Additionally, since Apache works with a pool of individual processes to handle connections, there is no way to have a global shared resource between all processes. So, in the case of your database connections, you have a 1:1 relationship between db connections and HTTP processes. The result is that you have HTTP processes with open db connections serving images and so forth that don't even need db links. So, you end up using a lot more db connections than you actually need.
The thing we need to do to be able to handle such loads in the future is change from Apache to something that uses a worker thread model within a single process. Apache 2.0 may be setup to work like this, but I think it uses a hybrid model that still uses processes for dynamic stuff like PHP. Apache 2.0 will definitely help a little, though.
But anyway, what's also happening is that MySQL is only able to handle so many requests and then you're getting HTTP processes piling up waiting for it. So if we can cut down on the number of requests per page that will make a pretty significant difference when spread across thousands of users.
So yes, I think the Apache keep-alives ‘did us in’ for the most part and the pool of child processes you create becomes unmanageable at some point with many 1000s of connections at the same time. The worst part is that optimizations such as this can't be found in the manual, you'd need to have been in the 'trenches' to know about things like this. Fortunately we have a great team and Vitaliy, our CTO, is really on top of things, and actually had a great time this weekend, or as he put it ‘this is better than simulation’.

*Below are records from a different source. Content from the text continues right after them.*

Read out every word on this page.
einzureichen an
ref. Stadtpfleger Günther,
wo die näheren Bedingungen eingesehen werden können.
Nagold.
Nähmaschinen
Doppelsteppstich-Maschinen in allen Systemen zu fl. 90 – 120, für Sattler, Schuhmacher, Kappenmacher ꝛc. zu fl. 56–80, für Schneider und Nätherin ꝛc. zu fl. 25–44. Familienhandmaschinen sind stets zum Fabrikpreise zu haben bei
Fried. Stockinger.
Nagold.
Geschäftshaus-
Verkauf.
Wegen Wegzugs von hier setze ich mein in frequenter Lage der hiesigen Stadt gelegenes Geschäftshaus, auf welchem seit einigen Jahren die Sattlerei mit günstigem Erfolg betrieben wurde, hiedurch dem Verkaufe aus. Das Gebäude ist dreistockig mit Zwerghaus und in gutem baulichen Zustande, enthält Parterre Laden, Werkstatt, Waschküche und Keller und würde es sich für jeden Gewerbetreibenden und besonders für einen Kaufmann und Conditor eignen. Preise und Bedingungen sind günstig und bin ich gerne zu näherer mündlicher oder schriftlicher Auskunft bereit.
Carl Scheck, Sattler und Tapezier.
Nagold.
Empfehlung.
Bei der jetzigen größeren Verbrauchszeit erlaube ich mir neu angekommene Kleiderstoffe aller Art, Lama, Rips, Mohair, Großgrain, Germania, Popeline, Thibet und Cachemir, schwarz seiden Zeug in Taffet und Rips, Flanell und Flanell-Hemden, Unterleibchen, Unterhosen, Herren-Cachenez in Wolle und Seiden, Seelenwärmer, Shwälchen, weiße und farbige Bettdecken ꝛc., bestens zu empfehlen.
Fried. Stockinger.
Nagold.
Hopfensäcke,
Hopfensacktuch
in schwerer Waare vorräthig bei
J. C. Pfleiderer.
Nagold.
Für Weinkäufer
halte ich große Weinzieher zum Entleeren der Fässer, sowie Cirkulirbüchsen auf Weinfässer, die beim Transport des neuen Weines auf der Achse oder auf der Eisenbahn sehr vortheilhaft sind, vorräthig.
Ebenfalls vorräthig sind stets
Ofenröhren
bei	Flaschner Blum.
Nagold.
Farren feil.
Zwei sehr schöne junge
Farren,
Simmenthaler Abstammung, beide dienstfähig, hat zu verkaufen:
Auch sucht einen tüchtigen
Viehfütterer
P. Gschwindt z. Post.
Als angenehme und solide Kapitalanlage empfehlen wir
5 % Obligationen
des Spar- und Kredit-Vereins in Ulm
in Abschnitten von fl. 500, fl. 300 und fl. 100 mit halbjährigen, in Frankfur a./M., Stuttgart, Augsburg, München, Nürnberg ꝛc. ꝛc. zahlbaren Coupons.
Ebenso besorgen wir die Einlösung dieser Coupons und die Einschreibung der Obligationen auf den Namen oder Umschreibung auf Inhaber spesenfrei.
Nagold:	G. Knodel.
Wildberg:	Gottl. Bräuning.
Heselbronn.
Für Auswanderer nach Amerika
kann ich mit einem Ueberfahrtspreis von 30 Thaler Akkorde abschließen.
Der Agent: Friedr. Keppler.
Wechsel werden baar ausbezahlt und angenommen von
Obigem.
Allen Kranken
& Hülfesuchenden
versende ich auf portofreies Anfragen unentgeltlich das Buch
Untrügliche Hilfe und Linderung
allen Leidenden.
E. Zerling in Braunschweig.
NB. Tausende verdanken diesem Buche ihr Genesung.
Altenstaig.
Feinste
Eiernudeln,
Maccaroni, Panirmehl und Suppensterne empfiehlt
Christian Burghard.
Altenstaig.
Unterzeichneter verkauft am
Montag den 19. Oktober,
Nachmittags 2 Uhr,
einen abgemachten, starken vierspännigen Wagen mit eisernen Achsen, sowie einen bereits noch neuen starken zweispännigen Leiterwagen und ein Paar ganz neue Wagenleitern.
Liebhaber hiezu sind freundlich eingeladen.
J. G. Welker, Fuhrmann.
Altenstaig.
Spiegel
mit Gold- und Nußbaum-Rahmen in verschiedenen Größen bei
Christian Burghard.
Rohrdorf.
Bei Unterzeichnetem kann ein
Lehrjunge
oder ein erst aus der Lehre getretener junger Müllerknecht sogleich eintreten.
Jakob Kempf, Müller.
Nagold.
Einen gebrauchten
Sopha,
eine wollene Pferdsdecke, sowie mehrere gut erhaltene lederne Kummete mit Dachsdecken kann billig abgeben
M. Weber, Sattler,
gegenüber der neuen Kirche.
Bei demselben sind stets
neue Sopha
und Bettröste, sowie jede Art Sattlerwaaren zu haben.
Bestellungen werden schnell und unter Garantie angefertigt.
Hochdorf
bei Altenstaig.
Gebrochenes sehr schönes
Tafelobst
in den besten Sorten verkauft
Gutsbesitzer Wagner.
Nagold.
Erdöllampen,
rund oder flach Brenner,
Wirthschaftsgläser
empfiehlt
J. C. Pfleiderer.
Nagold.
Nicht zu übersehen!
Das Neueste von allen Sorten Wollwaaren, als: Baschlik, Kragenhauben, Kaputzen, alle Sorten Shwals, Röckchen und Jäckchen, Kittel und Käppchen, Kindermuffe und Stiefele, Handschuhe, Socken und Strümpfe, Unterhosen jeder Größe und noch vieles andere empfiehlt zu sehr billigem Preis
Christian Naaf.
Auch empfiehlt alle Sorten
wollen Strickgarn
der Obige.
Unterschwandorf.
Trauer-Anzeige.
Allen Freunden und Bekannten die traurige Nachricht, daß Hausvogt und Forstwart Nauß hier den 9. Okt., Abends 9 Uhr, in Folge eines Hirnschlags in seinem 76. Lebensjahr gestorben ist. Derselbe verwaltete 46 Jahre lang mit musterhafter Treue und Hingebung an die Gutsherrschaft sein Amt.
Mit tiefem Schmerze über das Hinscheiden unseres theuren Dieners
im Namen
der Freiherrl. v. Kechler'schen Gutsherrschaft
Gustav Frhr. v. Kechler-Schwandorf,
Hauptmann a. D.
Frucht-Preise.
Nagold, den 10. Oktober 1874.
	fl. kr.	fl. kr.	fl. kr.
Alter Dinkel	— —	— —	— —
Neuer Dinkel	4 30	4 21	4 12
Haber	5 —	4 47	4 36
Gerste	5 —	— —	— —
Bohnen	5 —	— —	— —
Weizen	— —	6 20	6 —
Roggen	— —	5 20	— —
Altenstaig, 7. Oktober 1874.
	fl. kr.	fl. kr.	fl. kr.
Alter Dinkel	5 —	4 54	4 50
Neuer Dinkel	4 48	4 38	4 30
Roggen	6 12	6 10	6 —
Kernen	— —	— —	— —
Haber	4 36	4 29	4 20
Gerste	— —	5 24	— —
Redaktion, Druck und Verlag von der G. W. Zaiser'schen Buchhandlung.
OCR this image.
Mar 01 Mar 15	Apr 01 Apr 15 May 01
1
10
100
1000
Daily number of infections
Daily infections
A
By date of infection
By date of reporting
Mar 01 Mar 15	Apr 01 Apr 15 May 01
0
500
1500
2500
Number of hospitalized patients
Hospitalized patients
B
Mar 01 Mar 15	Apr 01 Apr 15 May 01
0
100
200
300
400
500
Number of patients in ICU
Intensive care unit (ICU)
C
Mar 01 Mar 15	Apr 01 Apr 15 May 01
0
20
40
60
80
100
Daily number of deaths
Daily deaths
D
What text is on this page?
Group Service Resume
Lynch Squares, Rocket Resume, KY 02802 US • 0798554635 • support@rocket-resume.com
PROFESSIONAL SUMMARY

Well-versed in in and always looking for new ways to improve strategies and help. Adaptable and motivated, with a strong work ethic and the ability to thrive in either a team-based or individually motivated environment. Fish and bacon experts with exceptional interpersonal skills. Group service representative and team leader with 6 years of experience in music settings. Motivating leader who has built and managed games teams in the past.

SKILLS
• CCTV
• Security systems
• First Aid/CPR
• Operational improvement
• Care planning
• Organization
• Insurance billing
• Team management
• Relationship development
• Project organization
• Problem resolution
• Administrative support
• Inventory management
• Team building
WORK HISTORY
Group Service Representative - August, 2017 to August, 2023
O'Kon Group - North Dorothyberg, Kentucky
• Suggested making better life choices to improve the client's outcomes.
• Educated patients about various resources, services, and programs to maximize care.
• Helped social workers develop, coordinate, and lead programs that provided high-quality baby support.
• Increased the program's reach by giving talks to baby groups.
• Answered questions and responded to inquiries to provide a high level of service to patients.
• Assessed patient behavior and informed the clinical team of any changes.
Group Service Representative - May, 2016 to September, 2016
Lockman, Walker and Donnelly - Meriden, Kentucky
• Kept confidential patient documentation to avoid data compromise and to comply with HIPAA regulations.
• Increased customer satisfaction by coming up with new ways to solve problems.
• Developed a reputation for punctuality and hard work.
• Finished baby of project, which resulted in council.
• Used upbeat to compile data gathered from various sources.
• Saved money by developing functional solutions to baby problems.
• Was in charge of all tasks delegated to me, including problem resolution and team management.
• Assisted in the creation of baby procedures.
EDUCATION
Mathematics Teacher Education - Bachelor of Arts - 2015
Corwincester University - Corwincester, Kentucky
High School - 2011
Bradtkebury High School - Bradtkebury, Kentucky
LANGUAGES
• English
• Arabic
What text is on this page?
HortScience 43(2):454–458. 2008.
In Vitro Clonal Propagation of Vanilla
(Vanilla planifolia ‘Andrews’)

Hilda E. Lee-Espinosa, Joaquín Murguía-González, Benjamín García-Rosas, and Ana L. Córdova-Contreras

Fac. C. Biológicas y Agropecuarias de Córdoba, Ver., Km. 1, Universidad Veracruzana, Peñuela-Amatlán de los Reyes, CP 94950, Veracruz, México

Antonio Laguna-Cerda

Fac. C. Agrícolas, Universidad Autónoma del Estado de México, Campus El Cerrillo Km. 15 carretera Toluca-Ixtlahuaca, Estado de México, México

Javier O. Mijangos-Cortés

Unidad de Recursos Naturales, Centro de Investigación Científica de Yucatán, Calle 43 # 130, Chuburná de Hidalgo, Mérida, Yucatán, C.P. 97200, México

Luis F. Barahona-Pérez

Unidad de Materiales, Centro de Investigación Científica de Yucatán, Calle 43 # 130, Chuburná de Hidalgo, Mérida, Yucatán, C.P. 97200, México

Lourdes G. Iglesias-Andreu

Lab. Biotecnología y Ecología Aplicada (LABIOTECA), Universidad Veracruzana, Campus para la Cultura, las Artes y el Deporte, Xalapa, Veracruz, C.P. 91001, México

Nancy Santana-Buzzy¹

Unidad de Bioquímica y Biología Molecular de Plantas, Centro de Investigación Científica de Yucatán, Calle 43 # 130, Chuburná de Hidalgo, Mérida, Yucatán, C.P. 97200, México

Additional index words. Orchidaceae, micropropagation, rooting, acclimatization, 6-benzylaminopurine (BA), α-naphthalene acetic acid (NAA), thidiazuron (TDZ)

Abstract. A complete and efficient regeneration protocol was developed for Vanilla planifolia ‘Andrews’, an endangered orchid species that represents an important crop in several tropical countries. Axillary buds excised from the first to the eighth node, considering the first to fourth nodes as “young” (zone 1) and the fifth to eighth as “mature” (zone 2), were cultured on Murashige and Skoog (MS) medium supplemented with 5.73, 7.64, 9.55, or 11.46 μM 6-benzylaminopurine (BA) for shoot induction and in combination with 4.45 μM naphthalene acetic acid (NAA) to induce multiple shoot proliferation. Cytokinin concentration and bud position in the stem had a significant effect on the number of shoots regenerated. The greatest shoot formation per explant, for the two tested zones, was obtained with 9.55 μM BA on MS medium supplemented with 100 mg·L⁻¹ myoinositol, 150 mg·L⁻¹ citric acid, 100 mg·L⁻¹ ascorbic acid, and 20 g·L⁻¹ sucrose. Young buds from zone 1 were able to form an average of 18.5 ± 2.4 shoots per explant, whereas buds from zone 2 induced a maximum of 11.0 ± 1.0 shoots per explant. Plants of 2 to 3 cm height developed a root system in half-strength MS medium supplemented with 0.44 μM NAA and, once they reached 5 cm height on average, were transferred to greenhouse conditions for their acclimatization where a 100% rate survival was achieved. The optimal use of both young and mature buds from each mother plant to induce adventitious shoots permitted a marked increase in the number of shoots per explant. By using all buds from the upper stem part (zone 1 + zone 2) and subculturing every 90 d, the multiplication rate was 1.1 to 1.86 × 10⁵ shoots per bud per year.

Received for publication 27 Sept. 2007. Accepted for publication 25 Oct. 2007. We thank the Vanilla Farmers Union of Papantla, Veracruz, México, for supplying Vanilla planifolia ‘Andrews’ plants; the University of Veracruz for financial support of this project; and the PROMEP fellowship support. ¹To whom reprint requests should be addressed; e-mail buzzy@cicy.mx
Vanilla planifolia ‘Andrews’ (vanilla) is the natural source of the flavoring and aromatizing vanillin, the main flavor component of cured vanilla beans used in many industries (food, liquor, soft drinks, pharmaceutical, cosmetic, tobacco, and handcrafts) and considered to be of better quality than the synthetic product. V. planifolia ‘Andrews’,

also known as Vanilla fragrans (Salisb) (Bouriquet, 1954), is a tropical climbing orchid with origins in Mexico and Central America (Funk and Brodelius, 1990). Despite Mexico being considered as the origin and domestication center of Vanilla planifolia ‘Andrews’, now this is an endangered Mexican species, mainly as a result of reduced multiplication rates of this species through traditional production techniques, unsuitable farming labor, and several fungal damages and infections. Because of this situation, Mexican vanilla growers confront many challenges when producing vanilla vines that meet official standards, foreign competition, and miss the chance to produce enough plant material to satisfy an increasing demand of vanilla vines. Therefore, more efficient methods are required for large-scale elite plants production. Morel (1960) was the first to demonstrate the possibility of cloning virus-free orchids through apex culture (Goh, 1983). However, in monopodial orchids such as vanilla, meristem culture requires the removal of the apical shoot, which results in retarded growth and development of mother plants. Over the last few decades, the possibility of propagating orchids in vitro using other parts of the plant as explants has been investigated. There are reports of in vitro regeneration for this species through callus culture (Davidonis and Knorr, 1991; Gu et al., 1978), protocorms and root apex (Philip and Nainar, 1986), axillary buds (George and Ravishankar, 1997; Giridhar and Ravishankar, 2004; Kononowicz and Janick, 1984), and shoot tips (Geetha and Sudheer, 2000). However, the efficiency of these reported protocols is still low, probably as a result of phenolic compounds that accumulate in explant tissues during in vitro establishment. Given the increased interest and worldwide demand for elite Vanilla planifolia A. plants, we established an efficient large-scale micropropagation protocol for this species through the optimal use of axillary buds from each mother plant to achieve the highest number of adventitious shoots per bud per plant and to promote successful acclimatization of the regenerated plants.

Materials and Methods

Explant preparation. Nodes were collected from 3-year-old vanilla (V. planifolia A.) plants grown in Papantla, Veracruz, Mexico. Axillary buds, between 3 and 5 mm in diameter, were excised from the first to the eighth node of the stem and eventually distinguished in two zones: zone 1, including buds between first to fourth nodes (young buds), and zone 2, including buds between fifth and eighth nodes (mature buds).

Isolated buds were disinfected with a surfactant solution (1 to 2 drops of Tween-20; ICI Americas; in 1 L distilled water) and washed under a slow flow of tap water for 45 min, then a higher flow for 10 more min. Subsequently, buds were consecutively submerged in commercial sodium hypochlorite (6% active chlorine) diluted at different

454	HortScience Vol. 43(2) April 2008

Overall I’m more than happy with the performance of the server, it was never designed to handle such loads, and yet it kept on running, it never faltered and it certainly did not turn into a smoking heap of rubble as some suggested. We just were a little slow with serving out those pages and must’ve been unreachable to some with a slower connection.
If anybody else has some additional comments or insights I’d be happy to discuss this further, or go into greater detail. After all we’re all here to learn right?